LA CRUQPC EN BREF

Publié le par Carole Gouyé

LA CRUQPC EN BREF

Textes Décret n° 2005-213 du 2 mars 2005.

Mission

Veiller au respect des droits des usagers et faciliter leur démarche Contribuer par ses avis et propositions à la politique d’accueil et de prise en charge des personnes malades et de leurs proches.

Composition Au minimum :

- Le représentant légal de l’établissement ou la personne qu’il désigne à cet effet, président.
- Deux médiateurs et leurs suppléants, désignés par le représentant légal de l’établissement.
- Deux représentants des usagers et leurs suppléants, désignés par le directeur de l’agence régionale de l’hospitalisation.
- Présence du responsable de la politique qualité, avec voix consultative.
- Le règlement intérieur de l’établissement peut compléter la composition de la commission.

Fonctionnement 4 réunions par an.

Le principal objectif de la mise en place de la CRUQPC est de créer un espace de débat qui incite au dialogue et aux échanges entre les professionnels et les usagers.

Plus encore, il s’agit de faire entrer le point de vue de l’usager dans l’évaluation du fonctionnement et de l’organisation hospitaliers à proprement parler et de construire la politique qualité en partie à l’aune de ce regard.

Cette volonté a encore été renforcée par la loi portant réforme de l’hôpital et relative aux patients, à la santé et aux territoires (HPST) du 21 juillet 2009 qui prévoit que la CME, en charge d’un programme d’actions relatif à la qualité des soins, la sécurité des patients et les conditions de leur prise en charge, tient compte du rapport de la CRUQPC et consulte ses membres lors de l’élaboration de son programme d’actions.

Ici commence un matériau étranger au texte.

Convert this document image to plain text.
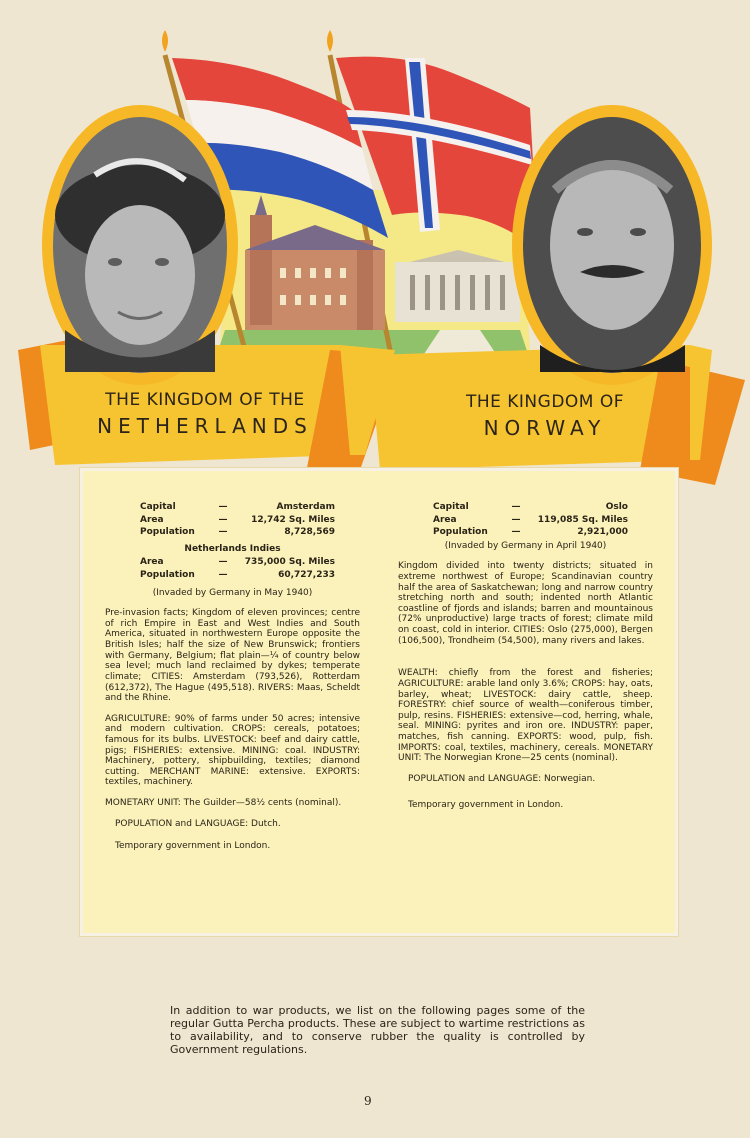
THE KINGDOM OF THE
NETHERLANDS
THE KINGDOM OF
NORWAY
Capital	—	Amsterdam
Area	—	12,742 Sq. Miles
Population	—	8,728,569
Netherlands Indies
Area	—	735,000 Sq. Miles
Population	—	60,727,233
(Invaded by Germany in May 1940)

Pre-invasion facts; Kingdom of eleven provinces; centre of rich Empire in East and West Indies and South America, situated in northwestern Europe opposite the British Isles; half the size of New Brunswick; frontiers with Germany, Belgium; flat plain—¼ of country below sea level; much land reclaimed by dykes; temperate climate; CITIES: Amsterdam (793,526), Rotterdam (612,372), The Hague (495,518). RIVERS: Maas, Scheldt and the Rhine.

AGRICULTURE: 90% of farms under 50 acres; intensive and modern cultivation. CROPS: cereals, potatoes; famous for its bulbs. LIVESTOCK: beef and dairy cattle, pigs; FISHERIES: extensive. MINING: coal. INDUSTRY: Machinery, pottery, shipbuilding, textiles; diamond cutting. MERCHANT MARINE: extensive. EXPORTS: textiles, machinery.

MONETARY UNIT: The Guilder—58½ cents (nominal).

POPULATION and LANGUAGE: Dutch.

Temporary government in London.

Capital	—	Oslo
Area	—	119,085 Sq. Miles
Population	—	2,921,000
(Invaded by Germany in April 1940)

Kingdom divided into twenty districts; situated in extreme northwest of Europe; Scandinavian country half the area of Saskatchewan; long and narrow country stretching north and south; indented north Atlantic coastline of fjords and islands; barren and mountainous (72% unproductive) large tracts of forest; climate mild on coast, cold in interior. CITIES: Oslo (275,000), Bergen (106,500), Trondheim (54,500), many rivers and lakes.

WEALTH: chiefly from the forest and fisheries; AGRICULTURE: arable land only 3.6%; CROPS: hay, oats, barley, wheat; LIVESTOCK: dairy cattle, sheep. FORESTRY: chief source of wealth—coniferous timber, pulp, resins. FISHERIES: extensive—cod, herring, whale, seal. MINING: pyrites and iron ore. INDUSTRY: paper, matches, fish canning. EXPORTS: wood, pulp, fish. IMPORTS: coal, textiles, machinery, cereals. MONETARY UNIT: The Norwegian Krone—25 cents (nominal).

POPULATION and LANGUAGE: Norwegian.

Temporary government in London.

In addition to war products, we list on the following pages some of the regular Gutta Percha products. These are subject to wartime restrictions as to availability, and to conserve rubber the quality is controlled by Government regulations.

9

L’hôpital est un lieu qui a été longtemps renfermé sur lui-même. L’arrivée des représentants d’usagers a permis l’introduction d’un tiers dans les établissements de santé.

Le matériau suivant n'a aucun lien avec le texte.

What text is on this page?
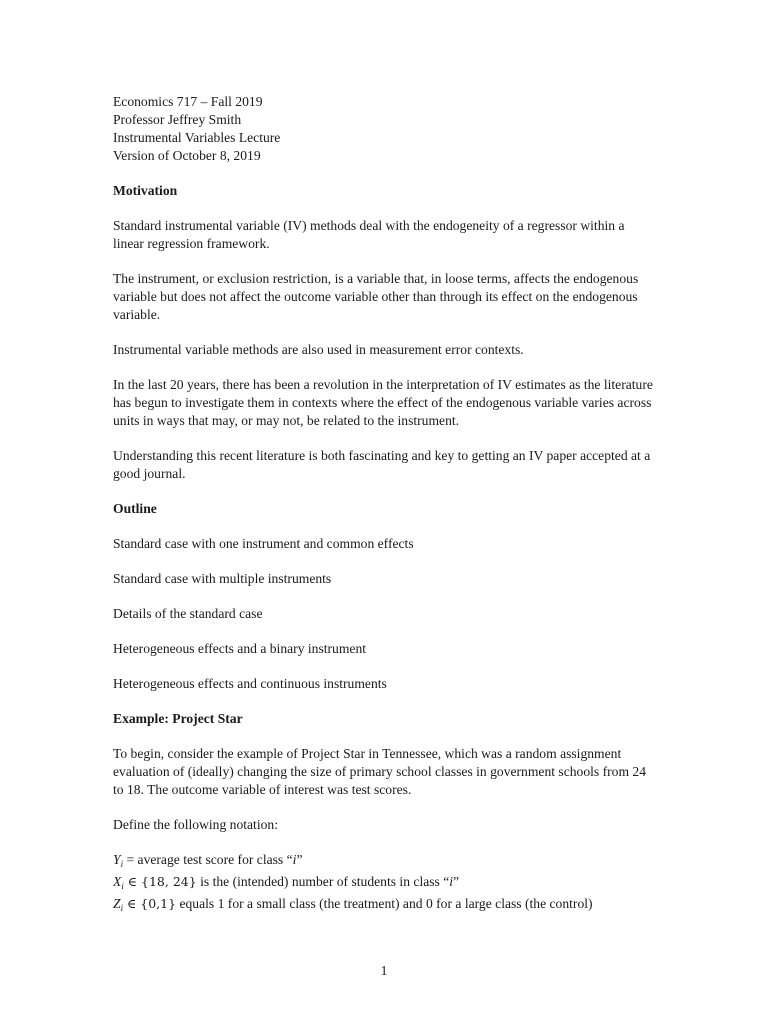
Economics 717 – Fall 2019
Professor Jeffrey Smith
Instrumental Variables Lecture
Version of October 8, 2019
Motivation

Standard instrumental variable (IV) methods deal with the endogeneity of a regressor within a linear regression framework.

The instrument, or exclusion restriction, is a variable that, in loose terms, affects the endogenous variable but does not affect the outcome variable other than through its effect on the endogenous variable.

Instrumental variable methods are also used in measurement error contexts.

In the last 20 years, there has been a revolution in the interpretation of IV estimates as the literature has begun to investigate them in contexts where the effect of the endogenous variable varies across units in ways that may, or may not, be related to the instrument.

Understanding this recent literature is both fascinating and key to getting an IV paper accepted at a good journal.

Outline

Standard case with one instrument and common effects

Standard case with multiple instruments

Details of the standard case

Heterogeneous effects and a binary instrument

Heterogeneous effects and continuous instruments

Example: Project Star

To begin, consider the example of Project Star in Tennessee, which was a random assignment evaluation of (ideally) changing the size of primary school classes in government schools from 24 to 18. The outcome variable of interest was test scores.

Define the following notation:

$Y_i$ = average test score for class “i”
$X_i$ ∈ {18, 24} is the (intended) number of students in class “i”
$Z_i$ ∈ {0,1} equals 1 for a small class (the treatment) and 0 for a large class (the control)
1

La CRUQPC est censée être le lieu emblématique qui permet au dialogue de se construire entre les usagers et les professionnels.

En partant notamment des réclamations et des témoignages de remerciement, les échanges au sein de la CRUQPC permettent d’analyser les organisations  professionnelles en fonction des préoccupations des usagers.

En discutant collectivement les plaintes et réclamations, la CRUQPC peut alors augurer une nouvelle culture à l’hôpital.

Le décret instaure la CRUQPC comme une instance présidée par le directeur de l’établissement ou par son représentant. Elle a un pouvoir d’action pour initier une politique transversale à l’établissement.

Elle est en situation de porter un regard sur l’ensemble des activités de l’établissement, notamment celles des services.

Elle est reliée au conseil de surveillance (CS) qui débat de son rapport annuel. La commission médicale d’établissement (CME) s’appuie sur ses recommandations pour élaborer sa propre politique de qualité et gestion des risques.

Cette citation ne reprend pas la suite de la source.